Com tudo tudo que está vivenciando, consegue nos trazer leveza em seu relato e poesia, postura que apenas uma nobreza de alma poderia nos proporcionar.
Tens minhas melhores vibrações.🙏🏻💐
5 junho, 2022 at 8:16 am
Feliz ao ler essa linda poesia e esperançoso ao vê-la nessa batalha que sei que vencerá. Um beijo.
5 junho, 2022 at 11:25 am
Querida Dora, lendo seus depoimentos me sinto tão próxima de ti, mesmo sem nunca termos nos visto….. Não tenho câncer, mas seus relatos cabem tão bem para a caminhada de todos nós…. você está aprendendo e nós contigo ….somos todos um….imerso num corpo divino que nos impulsiona pra frente… gratidão Dora…. saúde, saúde saúde!❤️
5 junho, 2022 at 4:01 pm
Dora, lhe conhecer pela sua escrita é encantador. Admiro a facilidade e fluidez do seu pensamento. É como se estivesse ao seu lado ouvindo sua história. E por falar em sua história, aproveito para enviar fluidos fortalecedores. Muito Grata por nos permitir caminhar ao seu lado nesse momento tão delicado
6 junho, 2022 at 1:57 pm
Dori, gratidão pelo seu existir.
Saúde, paz e bem para você.
9 junho, 2022 at 6:16 pm
Continue firme no seu projeto de VIDA! Vc vencerá! Fique com Deus, Dora, querida!
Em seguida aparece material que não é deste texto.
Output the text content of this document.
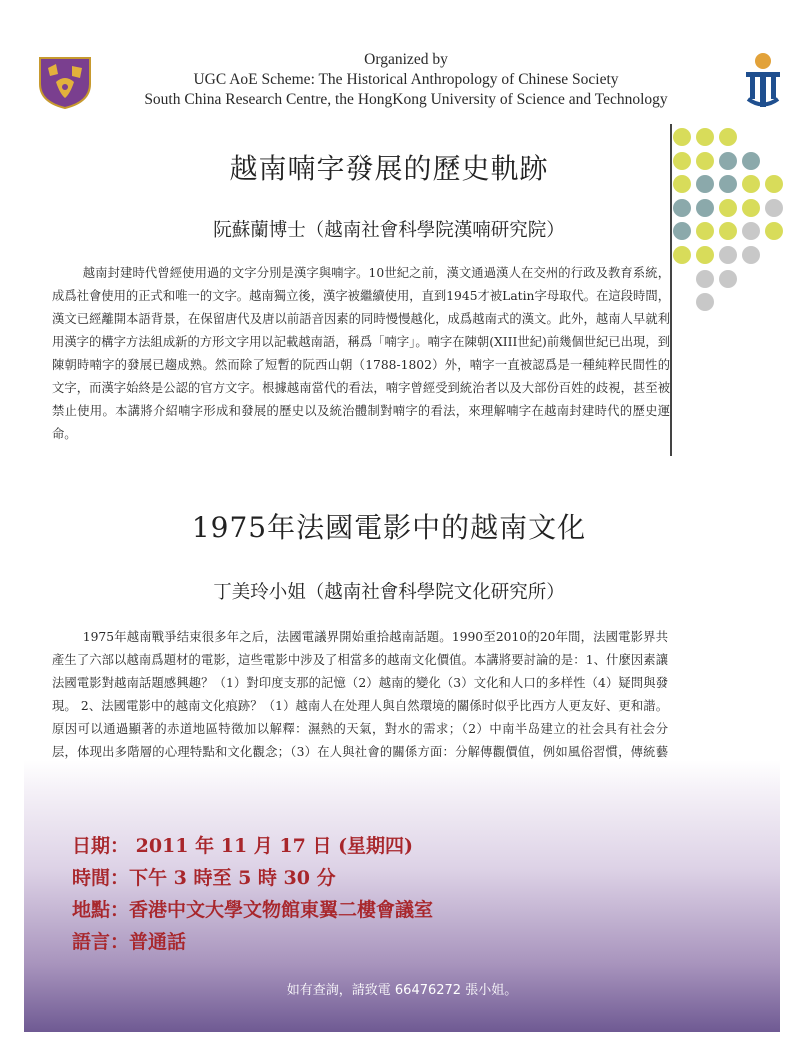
Organized by
UGC AoE Scheme: The Historical Anthropology of Chinese Society
South China Research Centre, the HongKong University of Science and Technology
越南喃字發展的歷史軌跡
阮蘇蘭博士（越南社會科學院漢喃研究院）
越南封建時代曾經使用過的文字分別是漢字與喃字。10世紀之前，漢文通過漢人在交州的行政及教育系統，成爲社會使用的正式和唯一的文字。越南獨立後，漢字被繼續使用，直到1945才被Latin字母取代。在這段時間，漢文已經離開本語背景，在保留唐代及唐以前語音因素的同時慢慢越化，成爲越南式的漢文。此外，越南人早就利用漢字的構字方法組成新的方形文字用以記載越南語，稱爲「喃字」。喃字在陳朝(XIII世紀)前幾個世紀已出現，到陳朝時喃字的發展已趨成熟。然而除了短暫的阮西山朝（1788-1802）外，喃字一直被認爲是一種純粹民間性的文字，而漢字始終是公認的官方文字。根據越南當代的看法，喃字曾經受到統治者以及大部份百姓的歧視，甚至被禁止使用。本講將介紹喃字形成和發展的歷史以及統治體制對喃字的看法，來理解喃字在越南封建時代的歷史運命。
1975年法國電影中的越南文化
丁美玲小姐（越南社會科學院文化研究所）
1975年越南戰爭结束很多年之后，法國電議界開始重拾越南話題。1990至2010的20年間，法國電影界共產生了六部以越南爲題材的電影，這些電影中涉及了相當多的越南文化價值。本講將要討論的是：1、什麼因素讓法國電影對越南話題感興趣？（1）對印度支那的記憶（2）越南的變化（3）文化和人口的多样性（4）疑問與發現。 2、法國電影中的越南文化痕跡？（1）越南人在处理人與自然環境的關係时似乎比西方人更友好、更和諧。原因可以通過顯著的赤道地區特徵加以解釋：濕熱的天氣，對水的需求；（2）中南半岛建立的社会具有社会分层，体现出多階層的心理特點和文化觀念；（3）在人與社會的關係方面：分解傳觀價值，例如風俗習慣，傳統藝
日期： 2011 年 11 月 17 日 (星期四)
時間：下午 3 時至 5 時 30 分
地點：香港中文大學文物館東翼二樓會議室
語言：普通話
如有查詢，請致電 66476272 張小姐。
Abraço e vibrações de cura pra vc! 🙏🏼😘
11 junho, 2022 at 8:57 am
Falei contigo há pouco. Decidi, então, deixar um comentário, porque gosto dos teus escritos e também porque quero deixar em registro o que sinto acompanhando este blog.
Esperança lúcida. Eis a impressão sentida que vem mais forte pelos afetos que teus textos, aqui, me trazem.
Esperança no belo que é bom e justo, que aqui se expressa na delicadeza de um estilo de escrita que por alguns segundos nos desloca da realidade pelo seu lirismo, para depois nos depositar de novo na vida objetiva. Afinal, tua palavra representa teu viver atual. Uma representação lúcida de quem vê além. Sim, você é – somos – mais do que corpo, posto ser alma!
Beijo com muito carinho
4 julho, 2022 at 11:04 am
Dora querida! sua voz é inspiradora! e me vejo em muitos dos seus relatos, que são espelhos reluzentes para vermos a vida, cada um com seus desafios. Nunca tive câncer mas é a forma de perceber e ultrapassar os desafios que nos une como seres humanos em ascensão espiritual. Estamos juntas ligadas por fios de amor e admiração! Um grande abraço!